Flames of Winter and Rapid Fire Talks: Co-Hosted with Burlington Data Scientists
Details
Come huddle around the projector light and join us for some data driven warmth in the middle of winter!
Continuing our 5 year tradition of brightening the darkest nights of winter with a party, on Wednesday January 22nd Burlington Data Scientists are hosting "Rapid Fire" data science talks.
Continuing our 2 year tradition, we are co-hosting with Women in Machine Learning and Data Science!
7-by-7!
We have 7 exciting 7-minute talks planned for this event!

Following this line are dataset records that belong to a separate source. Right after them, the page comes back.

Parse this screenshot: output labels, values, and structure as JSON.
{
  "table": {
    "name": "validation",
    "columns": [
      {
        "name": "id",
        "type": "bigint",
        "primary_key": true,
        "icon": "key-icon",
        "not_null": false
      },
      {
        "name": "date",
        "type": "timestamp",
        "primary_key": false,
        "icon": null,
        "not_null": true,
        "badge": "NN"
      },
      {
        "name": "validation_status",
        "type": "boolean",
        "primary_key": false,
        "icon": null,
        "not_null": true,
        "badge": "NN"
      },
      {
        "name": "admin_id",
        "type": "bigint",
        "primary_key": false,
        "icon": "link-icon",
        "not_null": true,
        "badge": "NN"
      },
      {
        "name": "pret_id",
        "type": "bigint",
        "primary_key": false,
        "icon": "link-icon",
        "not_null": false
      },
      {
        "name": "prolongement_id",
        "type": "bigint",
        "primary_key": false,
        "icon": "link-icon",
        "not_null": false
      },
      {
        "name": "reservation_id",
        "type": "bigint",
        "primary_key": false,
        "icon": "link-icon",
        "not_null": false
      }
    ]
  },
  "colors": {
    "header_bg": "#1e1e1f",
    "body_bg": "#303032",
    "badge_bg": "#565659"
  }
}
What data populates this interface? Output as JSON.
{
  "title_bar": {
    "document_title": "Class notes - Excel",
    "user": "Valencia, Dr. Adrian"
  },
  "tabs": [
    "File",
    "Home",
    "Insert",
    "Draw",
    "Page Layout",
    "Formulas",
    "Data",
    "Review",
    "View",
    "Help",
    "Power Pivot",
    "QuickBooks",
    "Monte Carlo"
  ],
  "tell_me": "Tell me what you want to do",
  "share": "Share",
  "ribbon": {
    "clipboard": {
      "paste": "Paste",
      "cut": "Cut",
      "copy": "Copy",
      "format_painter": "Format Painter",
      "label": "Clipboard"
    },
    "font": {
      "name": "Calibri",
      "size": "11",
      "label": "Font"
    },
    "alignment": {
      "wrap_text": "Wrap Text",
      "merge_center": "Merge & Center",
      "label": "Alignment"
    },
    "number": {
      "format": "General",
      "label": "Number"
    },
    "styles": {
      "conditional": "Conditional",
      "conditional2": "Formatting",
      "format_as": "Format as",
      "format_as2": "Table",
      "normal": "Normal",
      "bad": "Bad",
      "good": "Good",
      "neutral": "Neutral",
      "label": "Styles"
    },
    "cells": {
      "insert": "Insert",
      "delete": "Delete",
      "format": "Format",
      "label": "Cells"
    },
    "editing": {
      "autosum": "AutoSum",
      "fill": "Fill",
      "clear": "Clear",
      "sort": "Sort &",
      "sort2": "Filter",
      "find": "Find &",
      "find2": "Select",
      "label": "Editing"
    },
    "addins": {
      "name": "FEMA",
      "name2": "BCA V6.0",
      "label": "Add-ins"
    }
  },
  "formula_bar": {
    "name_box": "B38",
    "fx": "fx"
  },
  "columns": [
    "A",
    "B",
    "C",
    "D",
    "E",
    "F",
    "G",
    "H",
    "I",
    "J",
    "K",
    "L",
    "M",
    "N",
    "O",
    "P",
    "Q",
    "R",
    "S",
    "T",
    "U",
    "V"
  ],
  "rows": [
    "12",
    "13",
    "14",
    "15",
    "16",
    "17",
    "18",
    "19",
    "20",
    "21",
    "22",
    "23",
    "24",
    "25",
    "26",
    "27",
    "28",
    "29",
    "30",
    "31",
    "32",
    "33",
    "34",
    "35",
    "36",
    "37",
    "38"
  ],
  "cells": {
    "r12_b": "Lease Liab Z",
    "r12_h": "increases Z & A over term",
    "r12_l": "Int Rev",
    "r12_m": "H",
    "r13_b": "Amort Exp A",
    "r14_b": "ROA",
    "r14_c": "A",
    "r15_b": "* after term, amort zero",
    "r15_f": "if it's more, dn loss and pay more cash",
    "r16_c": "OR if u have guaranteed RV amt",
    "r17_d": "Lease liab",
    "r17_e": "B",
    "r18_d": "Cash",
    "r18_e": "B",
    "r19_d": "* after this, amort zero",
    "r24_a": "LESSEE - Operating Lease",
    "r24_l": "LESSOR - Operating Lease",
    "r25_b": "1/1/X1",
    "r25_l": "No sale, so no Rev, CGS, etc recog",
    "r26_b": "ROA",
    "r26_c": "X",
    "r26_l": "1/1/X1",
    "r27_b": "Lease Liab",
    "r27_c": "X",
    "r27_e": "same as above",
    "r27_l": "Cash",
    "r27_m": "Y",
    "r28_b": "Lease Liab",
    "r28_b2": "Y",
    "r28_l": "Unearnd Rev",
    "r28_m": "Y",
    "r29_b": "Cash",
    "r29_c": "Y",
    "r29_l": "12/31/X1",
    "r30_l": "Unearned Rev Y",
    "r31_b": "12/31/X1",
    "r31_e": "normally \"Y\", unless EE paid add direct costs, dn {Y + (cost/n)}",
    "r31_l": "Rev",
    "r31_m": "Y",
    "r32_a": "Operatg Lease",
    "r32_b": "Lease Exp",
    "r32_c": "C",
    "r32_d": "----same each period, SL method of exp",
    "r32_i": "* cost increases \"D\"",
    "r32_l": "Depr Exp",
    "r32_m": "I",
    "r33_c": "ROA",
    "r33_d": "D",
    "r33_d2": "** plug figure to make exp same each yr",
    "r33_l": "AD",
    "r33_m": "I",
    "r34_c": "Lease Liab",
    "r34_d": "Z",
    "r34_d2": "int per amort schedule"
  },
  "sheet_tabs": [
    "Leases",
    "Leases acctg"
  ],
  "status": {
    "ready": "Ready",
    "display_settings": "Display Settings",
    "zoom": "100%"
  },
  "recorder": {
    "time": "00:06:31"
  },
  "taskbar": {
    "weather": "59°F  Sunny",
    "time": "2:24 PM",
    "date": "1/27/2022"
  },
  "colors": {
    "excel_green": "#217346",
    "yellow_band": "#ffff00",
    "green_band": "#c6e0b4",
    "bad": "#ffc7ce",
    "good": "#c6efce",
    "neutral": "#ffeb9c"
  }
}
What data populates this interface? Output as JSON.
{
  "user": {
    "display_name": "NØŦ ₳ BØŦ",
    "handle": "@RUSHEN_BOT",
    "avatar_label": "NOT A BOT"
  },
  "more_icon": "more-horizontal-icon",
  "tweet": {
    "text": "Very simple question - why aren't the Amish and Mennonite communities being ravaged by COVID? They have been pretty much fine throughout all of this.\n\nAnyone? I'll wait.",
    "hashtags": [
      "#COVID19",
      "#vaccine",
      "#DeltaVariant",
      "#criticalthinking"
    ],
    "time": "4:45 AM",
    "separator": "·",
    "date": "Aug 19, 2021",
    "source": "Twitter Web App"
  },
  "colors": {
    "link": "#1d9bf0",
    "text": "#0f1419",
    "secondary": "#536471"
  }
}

After the talks we'll all move to Skinny Pancake to continue our discussions. We're working on pulling together some funding to provide free drinks.
Our Speakers...
JANE ADAMS
I'd like to introduce the idea of network graphs for exploratory analysis of high-dimensional data. Nodes are features, and edges are drawn based on similarity, measured in various ways (correlation, conditional probability, mutual information).
BRENT SITTERLY
Data visualization is cool...but is it practical. Alternatively, what is a scatterplot worth? I will spend 7 minutes talking about how data visualization can be an invaluable tool to showcases the value that data science can bring to an organization.
MARK EHLER
The goal of my presentation would be to briefly introduce audio modeling using the Freesound dataset. I think this presentation would be useful for musicians with no experience in data modeling and data scientists with little to no experience working with audio. This presentation introduces audio specific challenges and how to address them such as, data augmentation using specific formulas (MFCCs, Spectrogram, DFT), and selecting for the purest signal. This presentation will also go over a couple familiar use cases for audio processing and briefly looks at how they work (speech recognition, shazam, google magenta)
SCOTT THIBAULT
I would like to introduce people to the BTV Waterfront's Low Power Environmental Sensor Network. It is an open public wireless network that sensors on the waterfront can connect to and send sensor data. The network is up and now is time to start deploying sensors and figuring out the type data we should collect and what we can do with it.
CHARLES MASENAS
As a leisure time project, I have been messing with open source donkeycars (https://www.donkeycar.com, https://github.com/autorope/donkeycar). Donkeycars use ML to drive autonomously around a real world track. The vehicle has an onboard raspberry pi and training is done on a laptop or desktop. I have hacked the software and hardware to better negotiate the tight turns on my basement track. I can bring my vehicles for demonstration, one of which is the new AWS Deepracer which Amazon uses to promote their web services.
STEVE COMEAU
Would like to present on using Inductive Automation Ignition software as a tool for automated data collection field metering devices, such as counters, electricity meters, and sensors. Specifically will describe how Ignition "Data Bridge" can be used to get data and log data to an SQL Database by Inserting, Updating, or calling stored procedures based on data change or schedules. This topic is described more broadly in this blog post. https://www.hallam-ics.com/blog/data-sources-and-transactions-for-manufacturing-intelligence
TOM DINITZ
I'd like to give a quick overview of recent advances in NLP. Specifically the introduction of transformers in 2017, and BERT, the model released by Google in 2018. My aim is to provide some intuition into what these did, why they were so impactful, and how easy it is for anyone to start using BERT to help with their own NLP problems.